City Files Notice of Appeal in DiCapua v. City of New York
New York City attorneys filed a notice of appeal today, after a decision that ordered the reinstatement with back pay of 10 teachers who were fired under the Department of Education vax mandate.
I published a piece on the DiCapua decision earlier today in which I speculated that the City would let the 10 teacher reinstatements ordered in the decision stand. Shortly after that, my guess was proven wrong when the City did in fact file a notice of appeal.
Michael Kane from Teachers for Choice, one of the 10 teachers who won reinstatement, broke the news.
I was betting that the City’s attorneys would treat this case the way they’ve been handling some individual lawsuits that ended in decisions granting the petitioner a religious exemption but denying constitutional claims. I thought they would probably take Porzio’s decision on the constitutional claims, cut their losses when it came to the reinstatements and back pay, and move on.

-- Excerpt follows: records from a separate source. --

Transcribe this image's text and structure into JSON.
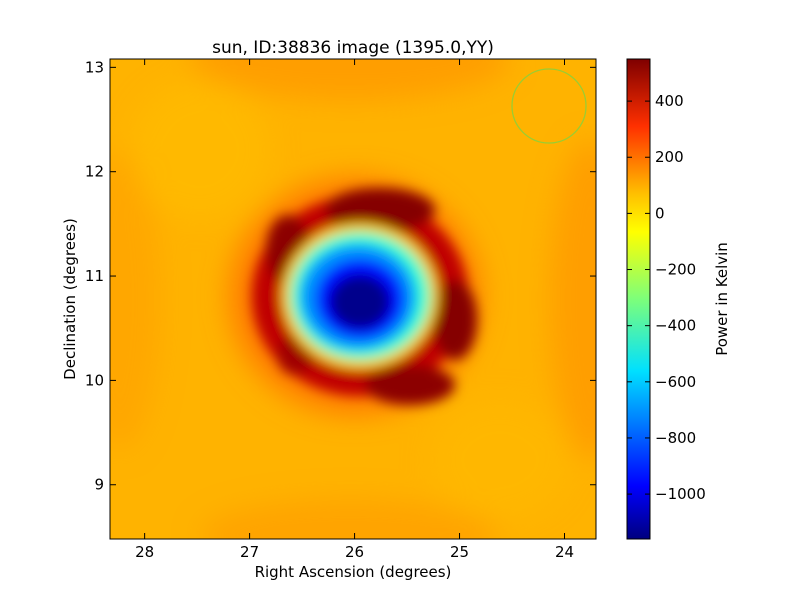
{
  "chart_data": {
    "type": "heatmap",
    "title": "sun, ID:38836 image (1395.0,YY)",
    "xlabel": "Right Ascension (degrees)",
    "ylabel": "Declination (degrees)",
    "xlim": [
      28.33,
      23.7
    ],
    "ylim": [
      8.48,
      13.08
    ],
    "x_ticks": [
      28,
      27,
      26,
      25,
      24
    ],
    "x_tick_labels": [
      "28",
      "27",
      "26",
      "25",
      "24"
    ],
    "y_ticks": [
      9,
      10,
      11,
      12,
      13
    ],
    "y_tick_labels": [
      "9",
      "10",
      "11",
      "12",
      "13"
    ],
    "grid": false,
    "colormap": "jet",
    "colorbar": {
      "label": "Power in Kelvin",
      "vmin": -1160,
      "vmax": 550,
      "ticks": [
        400,
        200,
        0,
        -200,
        -400,
        -600,
        -800,
        -1000
      ],
      "tick_labels": [
        "400",
        "200",
        "0",
        "−200",
        "−400",
        "−600",
        "−800",
        "−1000"
      ]
    },
    "features": {
      "background_level": 120,
      "central_min": {
        "ra": 25.95,
        "dec": 10.75,
        "value": -1150
      },
      "ring_max": {
        "value": 520,
        "radius_deg": 0.85
      },
      "beam_circle": {
        "ra": 24.12,
        "dec": 12.6,
        "radius_deg": 0.36,
        "color": "#9acd32"
      }
    }
  }
}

But it seems the City lawyers made a different calculation. It may be that the precedent set by the 10 reinstated teachers opened the door to too many individual lawsuits for their taste, or another group effort. Maybe they just think the appeals court will be more likely to rule decisively in their favor than Judge Porzio was.
Whatever their reasons, they’ve filed their notice, putting the DiCapua petitioners in the same boat as the Garvey petitioners before them—waiting for an appeal date that the City will likely do its best to push far into the future.
This is to be expected in a city that hosts Pfizer's headquarters.